The Nauvoo Temple has brought tourists to the area including Quincy, Ill., a town that showed kindness to LDS refugees.
Jeffrey D. Allred, Deseret News
QUINCY, Ill. While the gratitude of their ancestors may have been soft-spoken, members of the 320-voice Mormon Tabernacle Choir joined their prophet here Saturday to declare their thanks in song to the descendants of early Quincy residents.
It was here in 1839 that some 5,000 early members of The Church of Jesus Christ of Latter-day Saints came for refuge after being driven across the Mississippi River from Missouri by Gov. Lilburn Boggs' infamous "extermination order."
President Gordon B. Hinckley addressed a packed house of 2,000 in the Quincy Junior High School auditorium during a benefit performance by the choir, thanking the residents of what has grown to be a city of 40,000 for the kindness of their forefathers.
"In the annals of our church, this city and its citizens will always occupy a station of the highest esteem," he said midway through the choir's performance. "We will always be grateful for the kindness, hospitality and civility with which your people met our people who were exiles. The citizens here took them in and sheltered them from the winter that was all about them."
He announced the benefit performance had raised some $75,000. "I don't have the check with me. They already have it in the bank," he quipped to a round of applause.
Choir Director Craig Jessop said the benefit performance was first suggested by David Barnes of the church's travel department, who makes arrangements for choir members. When Barnes found out the entire choir would be traveling to Nauvoo and had a Friday night free, he suggested that Jessop contact Quincy officials to see if they would be interested in a performance.

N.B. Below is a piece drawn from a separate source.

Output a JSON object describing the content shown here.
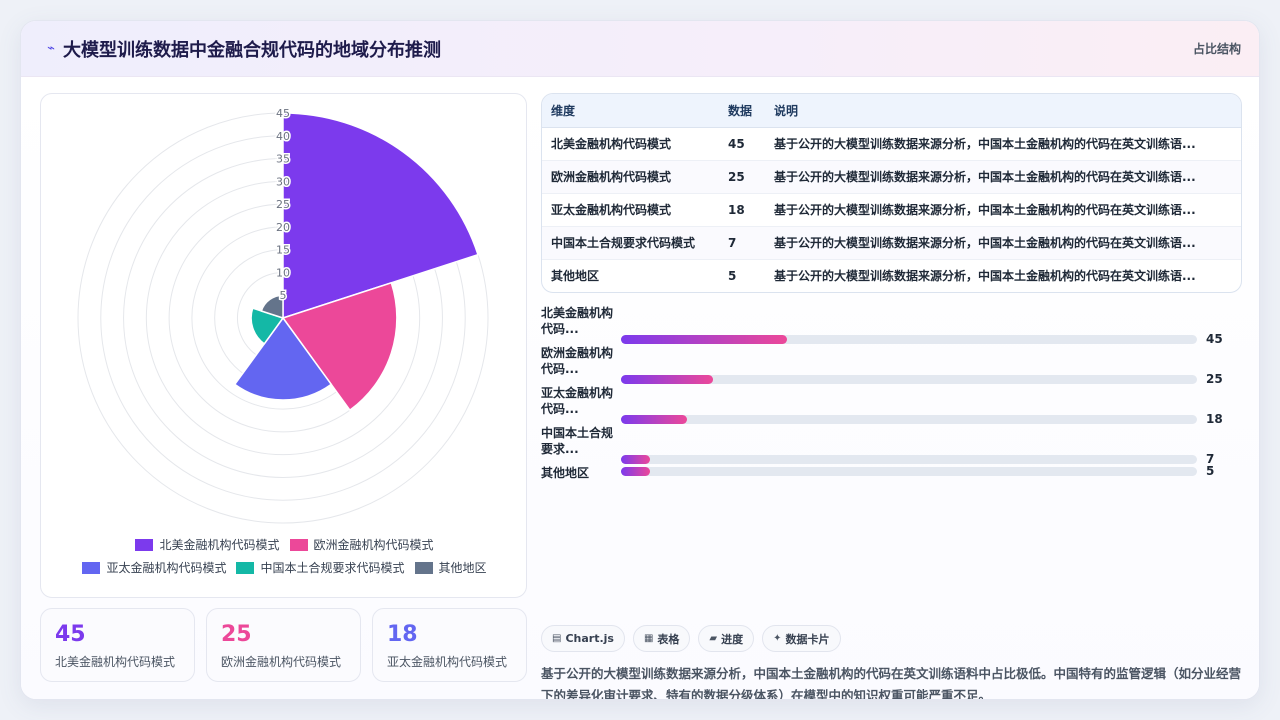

The former director of the U.S. Air Force Band, Jessop said he then called friends with the Air Force performing groups to get a suggestion on whom to contact in Quincy. Mary Winters, assistant general manager of the Quincy Herald Whig, was "delighted" with Jessop's offer and set to work organizing the benefit performance, he said.
"We told her we wanted to give it as a free benefit concert and that they could designate the funds to whoever they would like. The choir is picking up all the expenses for the concert" including rental of the Quincy Junior High School auditorium, he said, thus leaving "every penny" of the proceeds to benefit the Quincy Area Community Foundation.